ATP-stimulated inositol phospholipid metabolism and surfactant secretion in rat type II pneumocytes

M. Griese, L. I. Gobran and S. A. Rooney
Department of Pediatrics, Yale University, School of Medicine, New Haven, Connecticut 06510.

Extracellular ATP (10(-3) M) stimulated [3H]phosphatidylcholine secretion approximately 3.4-fold in rat type II pneumocytes prelabeled overnight with [3H]choline. The same concentration of ATP caused a rapid increase in [3H]inositol trisphosphate (IP3) and a decrease in [3H]phosphatidylinositol bisphosphate (PIP2) in [3H]inositol-prelabeled cells. ATP also caused a biphasic increase in 1,2-[3H]diacylglycerol in cells prelabeled with [3H]arachidonic acid: a rapid increase that peaked at 10 s followed by a larger increase that peaked at 5-10 min.
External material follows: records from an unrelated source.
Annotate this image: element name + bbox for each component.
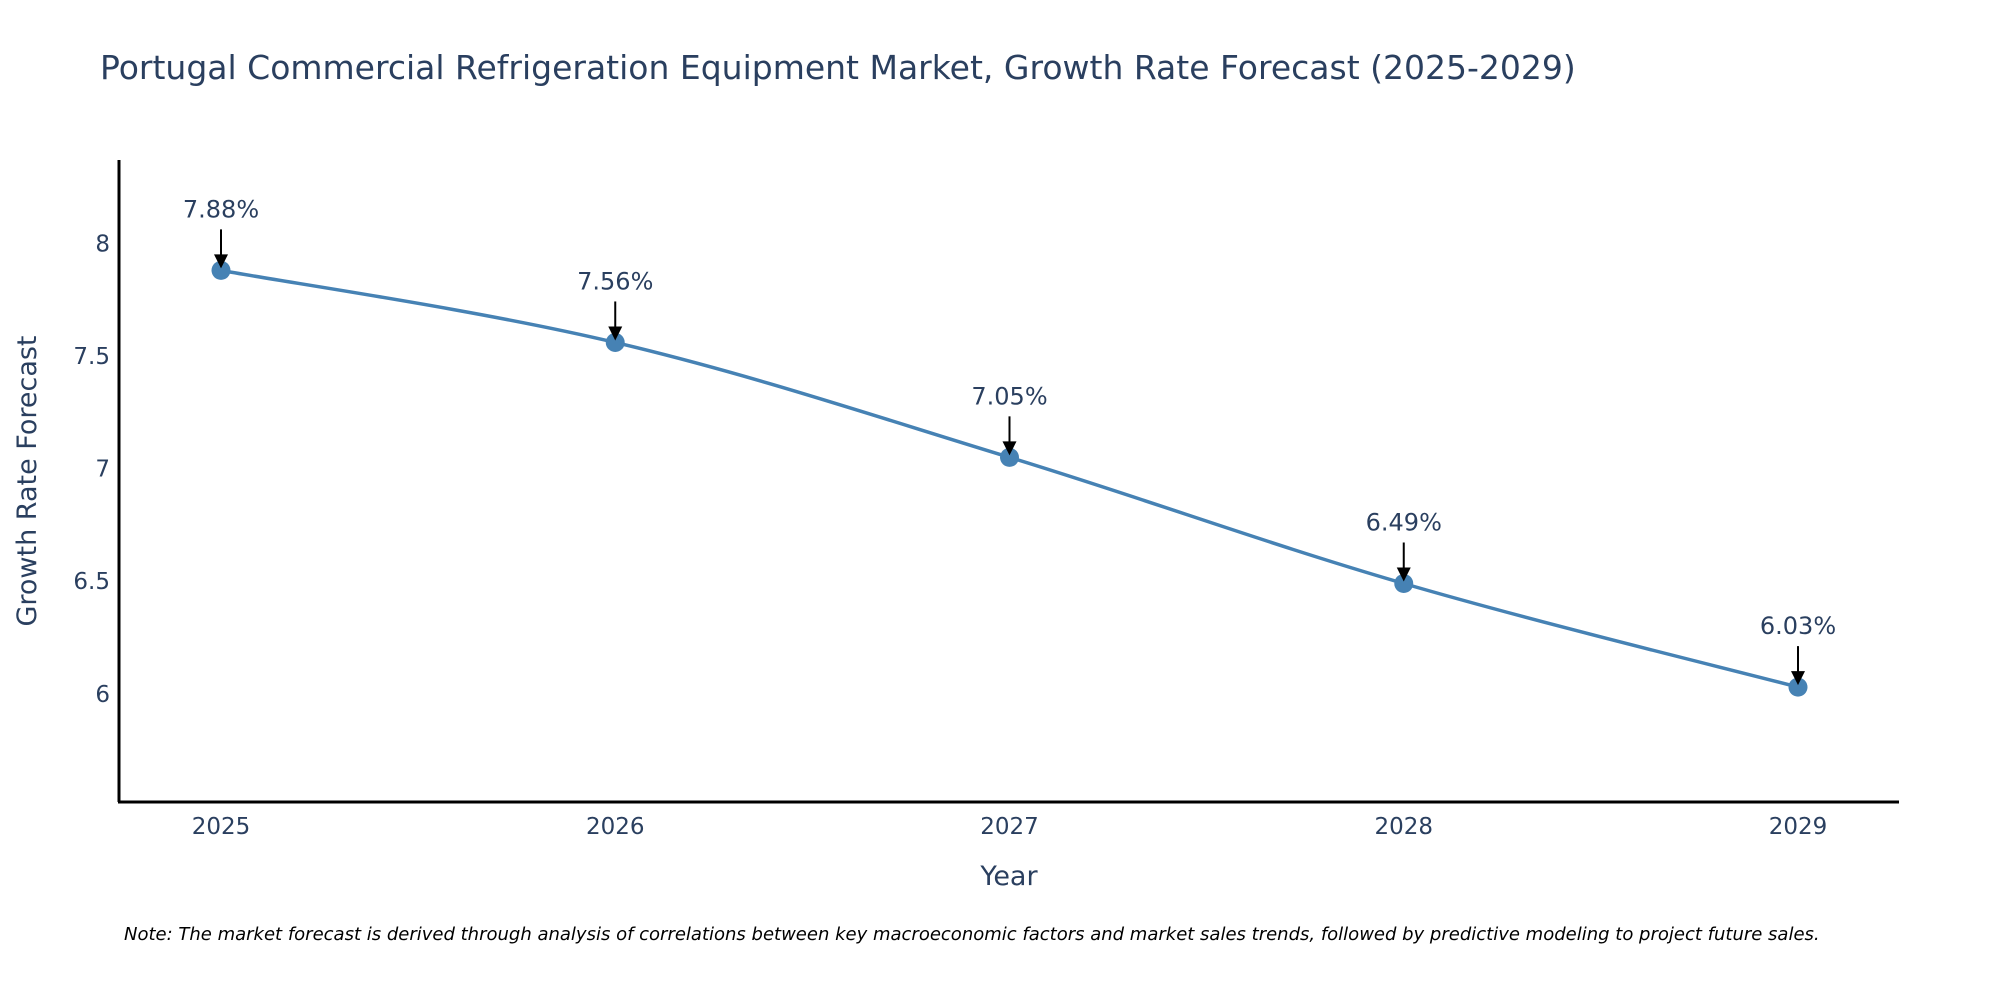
- annotation-arrow-head: [1791, 671, 1805, 686]
- y-tick-labels: 6 6.5 7 7.5 8: [73, 231, 110, 708]
- data-point-marker: [211, 260, 231, 280]
- series-markers: [211, 260, 1808, 697]
- y-tick-label: 6: [95, 682, 110, 708]
- y-tick-label: 7: [95, 457, 110, 483]
- data-label: 6.03%: [1760, 612, 1836, 640]
- data-label: 6.49%: [1366, 508, 1442, 536]
- y-tick-label: 8: [95, 231, 110, 257]
- chart-title: Portugal Commercial Refrigeration Equipm…: [100, 48, 1576, 87]
- x-tick-label: 2025: [192, 814, 251, 840]
- x-axis-title: Year: [979, 861, 1038, 892]
- y-axis-title: Growth Rate Forecast: [12, 335, 43, 626]
- annotation-arrow-head: [1396, 567, 1411, 582]
- y-tick-label: 7.5: [73, 344, 110, 370]
- data-point-marker: [605, 332, 625, 352]
- y-tick-label: 6.5: [73, 569, 110, 595]
- data-point-marker: [1000, 447, 1019, 467]
- annotation-arrow-head: [214, 254, 228, 269]
- data-annotations: 7.88% 7.56% 7.05% 6.49% 6.03%: [183, 195, 1836, 686]
- series-line: [220, 268, 1799, 689]
- annotation-arrow-head: [1002, 441, 1017, 456]
- data-label: 7.56%: [577, 267, 653, 295]
- x-tick-label: 2029: [1769, 814, 1828, 840]
- footnote: Note: The market forecast is derived thr…: [124, 924, 1820, 945]
- data-label: 7.05%: [971, 382, 1047, 410]
- data-point-marker: [1394, 573, 1414, 593]
- data-label: 7.88%: [183, 195, 259, 223]
- annotation-arrow-head: [608, 326, 623, 341]
- data-point-marker: [1788, 677, 1808, 697]
- x-tick-label: 2027: [980, 814, 1039, 840]
- plot-area: 6 6.5 7 7.5 8 2025 2026 2027 2028 2029 7.88% 7.56…: [73, 160, 1899, 840]
- x-tick-label: 2028: [1374, 814, 1433, 840]
- x-tick-labels: 2025 2026 2027 2028 2029: [192, 814, 1828, 840]
- x-tick-label: 2026: [586, 814, 645, 840]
The first peak in diacylglycerol and the increase in IP3 are consistent with phospholipase C action on PIP2 and generation of second messengers that promote mobilization of intracellular Ca2+ and activation of protein kinase C. However, at the level of phosphatidylcholine secretion the stimulatory effects of ATP and of direct activators of protein kinase C, 12-O-tetradecanoylphorbol-13-acetate (TPA) and 1,2-dioctanoyl-sn-glycerol, were at least additive, suggesting that activation of protein kinase C may not be the major signal transduction mechanism in ATP action or alternatively that ATP activates a different isoform of protein kinase C. Pretreatment of type II cells with TPA for 30 min led to a subsequent 40% diminution in the stimulatory effects of ATP on both phosphatidylcholine secretion and IP3 generation.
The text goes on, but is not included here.